In a Times Colonist editorial this week, Chamber of Commerce CEO Catherine Holt and Paul Nursey, CEO of Destination Victoria, painted a grim picture of the local tourism industry. The region has a “disproportionally high” number of tourism businesses, with two in five working people employed either directly in the sector or in businesses dependent upon tourist spending.

“National and international travel are lifelines for these businesses.
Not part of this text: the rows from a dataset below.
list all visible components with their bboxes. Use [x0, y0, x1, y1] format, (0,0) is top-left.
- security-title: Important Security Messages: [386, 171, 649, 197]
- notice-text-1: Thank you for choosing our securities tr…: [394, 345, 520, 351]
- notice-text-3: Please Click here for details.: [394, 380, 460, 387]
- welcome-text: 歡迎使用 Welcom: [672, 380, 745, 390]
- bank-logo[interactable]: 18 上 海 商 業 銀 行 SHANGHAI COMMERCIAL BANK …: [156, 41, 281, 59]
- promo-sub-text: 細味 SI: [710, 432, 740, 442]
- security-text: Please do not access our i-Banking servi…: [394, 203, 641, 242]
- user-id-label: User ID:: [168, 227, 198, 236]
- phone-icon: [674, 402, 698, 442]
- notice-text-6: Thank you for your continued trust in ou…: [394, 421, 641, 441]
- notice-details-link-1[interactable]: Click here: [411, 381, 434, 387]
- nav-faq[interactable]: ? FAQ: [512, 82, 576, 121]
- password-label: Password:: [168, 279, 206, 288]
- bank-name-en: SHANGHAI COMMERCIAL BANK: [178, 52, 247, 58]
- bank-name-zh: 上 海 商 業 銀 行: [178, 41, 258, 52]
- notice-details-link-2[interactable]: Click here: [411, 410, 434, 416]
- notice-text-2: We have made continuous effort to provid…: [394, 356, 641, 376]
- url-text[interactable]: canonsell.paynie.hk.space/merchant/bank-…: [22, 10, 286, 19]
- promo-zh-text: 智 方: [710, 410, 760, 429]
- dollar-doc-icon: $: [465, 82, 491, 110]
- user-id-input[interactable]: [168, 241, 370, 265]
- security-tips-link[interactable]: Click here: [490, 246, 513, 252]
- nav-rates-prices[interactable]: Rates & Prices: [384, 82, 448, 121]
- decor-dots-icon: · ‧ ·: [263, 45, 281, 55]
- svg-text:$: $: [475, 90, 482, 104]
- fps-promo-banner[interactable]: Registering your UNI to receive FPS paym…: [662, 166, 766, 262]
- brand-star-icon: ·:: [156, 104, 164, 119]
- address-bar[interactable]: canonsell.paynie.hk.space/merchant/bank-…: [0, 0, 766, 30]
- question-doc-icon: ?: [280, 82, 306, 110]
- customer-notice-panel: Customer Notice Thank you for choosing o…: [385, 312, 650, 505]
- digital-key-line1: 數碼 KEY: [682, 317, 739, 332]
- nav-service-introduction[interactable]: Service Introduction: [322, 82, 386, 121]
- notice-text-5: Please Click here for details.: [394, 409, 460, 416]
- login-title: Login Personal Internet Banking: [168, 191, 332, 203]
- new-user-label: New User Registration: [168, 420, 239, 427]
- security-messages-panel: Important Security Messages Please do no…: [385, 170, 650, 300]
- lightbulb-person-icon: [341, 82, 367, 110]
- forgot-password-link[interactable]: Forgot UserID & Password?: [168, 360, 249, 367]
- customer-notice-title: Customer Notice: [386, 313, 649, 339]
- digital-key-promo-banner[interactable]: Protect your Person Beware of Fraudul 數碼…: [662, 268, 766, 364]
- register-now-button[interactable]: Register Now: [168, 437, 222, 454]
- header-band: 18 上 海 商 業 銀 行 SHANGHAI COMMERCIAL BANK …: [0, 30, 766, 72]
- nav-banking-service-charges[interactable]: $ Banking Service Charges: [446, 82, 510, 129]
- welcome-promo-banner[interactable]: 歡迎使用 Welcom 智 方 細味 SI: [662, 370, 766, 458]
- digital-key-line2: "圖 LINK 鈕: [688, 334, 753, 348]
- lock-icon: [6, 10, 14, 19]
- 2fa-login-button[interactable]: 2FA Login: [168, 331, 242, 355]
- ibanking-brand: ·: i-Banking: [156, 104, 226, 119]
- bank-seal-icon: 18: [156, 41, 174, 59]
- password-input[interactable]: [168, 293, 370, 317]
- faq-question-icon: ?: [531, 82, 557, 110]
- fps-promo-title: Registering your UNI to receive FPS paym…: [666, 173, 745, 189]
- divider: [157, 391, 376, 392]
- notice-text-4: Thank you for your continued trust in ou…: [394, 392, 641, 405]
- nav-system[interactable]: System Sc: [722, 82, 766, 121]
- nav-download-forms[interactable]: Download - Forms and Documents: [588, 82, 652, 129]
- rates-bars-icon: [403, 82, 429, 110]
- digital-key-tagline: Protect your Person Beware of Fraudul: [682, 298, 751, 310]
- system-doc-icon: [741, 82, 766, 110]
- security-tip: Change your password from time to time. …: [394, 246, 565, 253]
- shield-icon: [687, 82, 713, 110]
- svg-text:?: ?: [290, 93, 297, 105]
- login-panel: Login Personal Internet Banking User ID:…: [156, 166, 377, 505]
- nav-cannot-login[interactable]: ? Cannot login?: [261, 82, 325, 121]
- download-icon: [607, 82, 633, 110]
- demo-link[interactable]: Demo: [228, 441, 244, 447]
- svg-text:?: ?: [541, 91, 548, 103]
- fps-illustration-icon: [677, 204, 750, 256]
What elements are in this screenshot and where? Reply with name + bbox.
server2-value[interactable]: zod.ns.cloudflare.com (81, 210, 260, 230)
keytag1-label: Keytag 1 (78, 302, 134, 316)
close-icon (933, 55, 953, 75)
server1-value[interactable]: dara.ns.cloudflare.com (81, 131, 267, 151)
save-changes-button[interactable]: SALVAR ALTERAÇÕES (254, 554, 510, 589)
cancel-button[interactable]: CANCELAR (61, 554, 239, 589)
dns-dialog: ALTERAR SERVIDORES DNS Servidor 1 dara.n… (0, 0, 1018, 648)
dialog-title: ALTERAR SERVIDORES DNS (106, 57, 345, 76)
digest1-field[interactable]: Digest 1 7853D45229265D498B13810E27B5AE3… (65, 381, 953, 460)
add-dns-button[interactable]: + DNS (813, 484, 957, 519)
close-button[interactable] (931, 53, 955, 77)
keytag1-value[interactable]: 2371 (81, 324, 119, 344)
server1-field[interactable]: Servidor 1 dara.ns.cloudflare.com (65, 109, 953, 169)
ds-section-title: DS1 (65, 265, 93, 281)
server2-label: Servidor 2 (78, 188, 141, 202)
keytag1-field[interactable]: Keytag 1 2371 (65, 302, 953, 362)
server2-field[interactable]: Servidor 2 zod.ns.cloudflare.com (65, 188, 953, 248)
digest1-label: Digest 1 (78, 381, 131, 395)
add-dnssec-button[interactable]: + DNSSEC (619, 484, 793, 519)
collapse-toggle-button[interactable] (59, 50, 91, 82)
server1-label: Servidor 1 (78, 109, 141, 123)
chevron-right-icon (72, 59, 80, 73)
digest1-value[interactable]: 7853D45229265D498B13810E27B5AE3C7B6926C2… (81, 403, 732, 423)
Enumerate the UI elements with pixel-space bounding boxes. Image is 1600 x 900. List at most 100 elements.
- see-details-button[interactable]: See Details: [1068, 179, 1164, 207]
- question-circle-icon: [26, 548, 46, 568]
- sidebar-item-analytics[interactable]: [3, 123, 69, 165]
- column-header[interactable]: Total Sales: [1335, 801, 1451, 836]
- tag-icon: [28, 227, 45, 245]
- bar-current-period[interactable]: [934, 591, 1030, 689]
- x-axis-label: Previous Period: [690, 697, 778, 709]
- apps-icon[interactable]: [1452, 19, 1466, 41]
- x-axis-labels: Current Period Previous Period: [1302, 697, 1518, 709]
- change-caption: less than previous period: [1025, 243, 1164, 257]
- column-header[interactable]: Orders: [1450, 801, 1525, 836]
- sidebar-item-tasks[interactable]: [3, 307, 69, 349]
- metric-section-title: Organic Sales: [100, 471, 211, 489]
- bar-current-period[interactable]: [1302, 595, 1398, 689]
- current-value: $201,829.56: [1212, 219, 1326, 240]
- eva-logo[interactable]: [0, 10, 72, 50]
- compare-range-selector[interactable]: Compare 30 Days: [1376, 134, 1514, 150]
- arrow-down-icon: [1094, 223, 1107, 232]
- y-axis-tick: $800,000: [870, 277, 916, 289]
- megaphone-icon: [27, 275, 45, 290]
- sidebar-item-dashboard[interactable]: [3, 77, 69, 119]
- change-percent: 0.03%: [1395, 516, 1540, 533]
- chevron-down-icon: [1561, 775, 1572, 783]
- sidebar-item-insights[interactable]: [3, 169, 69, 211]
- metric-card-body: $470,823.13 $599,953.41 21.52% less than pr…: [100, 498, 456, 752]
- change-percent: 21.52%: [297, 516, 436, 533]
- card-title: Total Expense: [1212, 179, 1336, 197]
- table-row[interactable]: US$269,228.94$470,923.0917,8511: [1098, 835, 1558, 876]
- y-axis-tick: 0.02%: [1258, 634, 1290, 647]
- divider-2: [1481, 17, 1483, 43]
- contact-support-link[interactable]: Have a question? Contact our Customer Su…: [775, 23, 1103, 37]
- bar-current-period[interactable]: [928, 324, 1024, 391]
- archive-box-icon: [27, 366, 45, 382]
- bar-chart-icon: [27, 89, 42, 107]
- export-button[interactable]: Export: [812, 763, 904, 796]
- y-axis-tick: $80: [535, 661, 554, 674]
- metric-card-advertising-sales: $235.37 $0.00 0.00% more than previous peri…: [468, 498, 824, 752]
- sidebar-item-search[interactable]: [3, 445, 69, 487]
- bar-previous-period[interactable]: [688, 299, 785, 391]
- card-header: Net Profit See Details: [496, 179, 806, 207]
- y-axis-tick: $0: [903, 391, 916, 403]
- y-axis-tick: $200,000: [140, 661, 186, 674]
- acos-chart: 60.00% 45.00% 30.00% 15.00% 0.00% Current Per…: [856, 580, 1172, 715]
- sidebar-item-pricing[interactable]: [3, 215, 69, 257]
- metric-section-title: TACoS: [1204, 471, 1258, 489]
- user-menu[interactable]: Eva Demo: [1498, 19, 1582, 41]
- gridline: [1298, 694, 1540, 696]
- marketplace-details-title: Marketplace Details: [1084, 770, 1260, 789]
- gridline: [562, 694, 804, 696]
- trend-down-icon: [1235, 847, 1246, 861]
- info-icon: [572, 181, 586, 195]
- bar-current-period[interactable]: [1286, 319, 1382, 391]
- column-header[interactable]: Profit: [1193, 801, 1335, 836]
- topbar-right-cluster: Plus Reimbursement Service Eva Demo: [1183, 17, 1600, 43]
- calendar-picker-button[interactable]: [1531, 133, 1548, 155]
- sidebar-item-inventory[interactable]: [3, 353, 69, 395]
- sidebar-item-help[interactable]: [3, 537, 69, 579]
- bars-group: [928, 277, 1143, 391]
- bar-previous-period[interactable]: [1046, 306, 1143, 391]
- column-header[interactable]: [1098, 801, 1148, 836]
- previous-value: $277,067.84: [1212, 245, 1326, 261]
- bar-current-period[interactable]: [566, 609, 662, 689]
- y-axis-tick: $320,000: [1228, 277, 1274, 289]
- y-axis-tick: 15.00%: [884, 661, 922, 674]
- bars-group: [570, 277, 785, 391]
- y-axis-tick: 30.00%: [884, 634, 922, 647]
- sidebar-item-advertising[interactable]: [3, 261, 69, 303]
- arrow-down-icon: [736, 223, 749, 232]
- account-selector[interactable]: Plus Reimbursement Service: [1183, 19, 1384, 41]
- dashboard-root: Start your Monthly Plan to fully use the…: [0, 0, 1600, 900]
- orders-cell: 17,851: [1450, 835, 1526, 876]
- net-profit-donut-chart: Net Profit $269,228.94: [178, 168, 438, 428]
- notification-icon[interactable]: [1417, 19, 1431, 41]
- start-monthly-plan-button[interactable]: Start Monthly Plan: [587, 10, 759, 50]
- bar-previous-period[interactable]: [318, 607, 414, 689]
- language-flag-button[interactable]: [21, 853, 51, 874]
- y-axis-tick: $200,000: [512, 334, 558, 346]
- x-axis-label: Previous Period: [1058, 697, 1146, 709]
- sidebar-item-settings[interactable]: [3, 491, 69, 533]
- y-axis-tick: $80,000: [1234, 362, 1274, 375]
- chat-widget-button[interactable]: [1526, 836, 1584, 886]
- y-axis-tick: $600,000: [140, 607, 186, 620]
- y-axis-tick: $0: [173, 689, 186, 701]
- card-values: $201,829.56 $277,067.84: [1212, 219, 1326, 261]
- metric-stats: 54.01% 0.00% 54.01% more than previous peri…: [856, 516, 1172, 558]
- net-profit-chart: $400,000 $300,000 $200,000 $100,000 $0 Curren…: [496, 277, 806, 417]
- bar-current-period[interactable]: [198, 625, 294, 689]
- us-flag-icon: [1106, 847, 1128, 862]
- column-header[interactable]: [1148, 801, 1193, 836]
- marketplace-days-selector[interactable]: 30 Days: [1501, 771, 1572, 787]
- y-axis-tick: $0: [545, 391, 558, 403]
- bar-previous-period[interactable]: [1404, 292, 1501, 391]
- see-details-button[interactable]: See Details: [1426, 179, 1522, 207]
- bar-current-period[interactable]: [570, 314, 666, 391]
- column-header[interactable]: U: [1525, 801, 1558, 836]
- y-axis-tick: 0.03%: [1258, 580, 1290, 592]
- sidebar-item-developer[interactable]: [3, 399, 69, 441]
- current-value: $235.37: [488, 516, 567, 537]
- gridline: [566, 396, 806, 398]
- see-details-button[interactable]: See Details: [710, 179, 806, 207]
With borders and our waters closed to critical sources of travellers, airlines reducing flights and government directing people to stay local, tourism businesses are staring at a total collapse of their sector,” they said.

Holt and Nursey said the notion that tourism in the capital region can survive on local and regional travel is not supported by data.

Travellers from B.C. contribute less than one third of Greater Victoria’s annual tourism revenue. “We typically have 2.4 million visits by B.C. residents annually and that would need to grow to six million visits to offset lost revenue — completely unrealistic,” Holt and Nursey said.

Without significant financial support, and encouragement of local, provincial and national travel, “the majority of our businesses won’t survive 2020, let alone until spring 2021, when prospects for travel hopefully improve.”

Jeff Bray, executive director of the Downtown Victoria Business association, said cruise passengers often make the difference between being in the red or the black for some businesses in any given year.

He said it’s more important than ever for locals to support local businesses.

Speaking from the corner of Douglas and Yates streets after lunch at a sushi restaurant, Bray said he’s seeing plenty of foot traffic and it was encouraging that many people were carrying shopping bags.

“Businesses are being faced with the border being closed and travel between provinces restricted, so it’s critical for Island people to shop local and take in attractions,” he said.

“It’s up to all of us to be the difference.”

Robertson said the cruise business represents about 70 per cent of the harbour authority’s annual revenue, which supports operations across all of its properties, including the breakwater, Inner Harbour Lower Causeway, Ship Point and Fisherman’s Wharf.

He said without cruise income, the harbour authority is sidelining capital projects, closing some facilities and reducing maintenance and repairs without compromising safety.

“The breakwater is an example,” he said. “If one of the railings broke loose, we wouldn’t have the resources of people to fix that railing.”

The harbour authority has already cut its workforce by 50 per cent and reduced its expenses by half.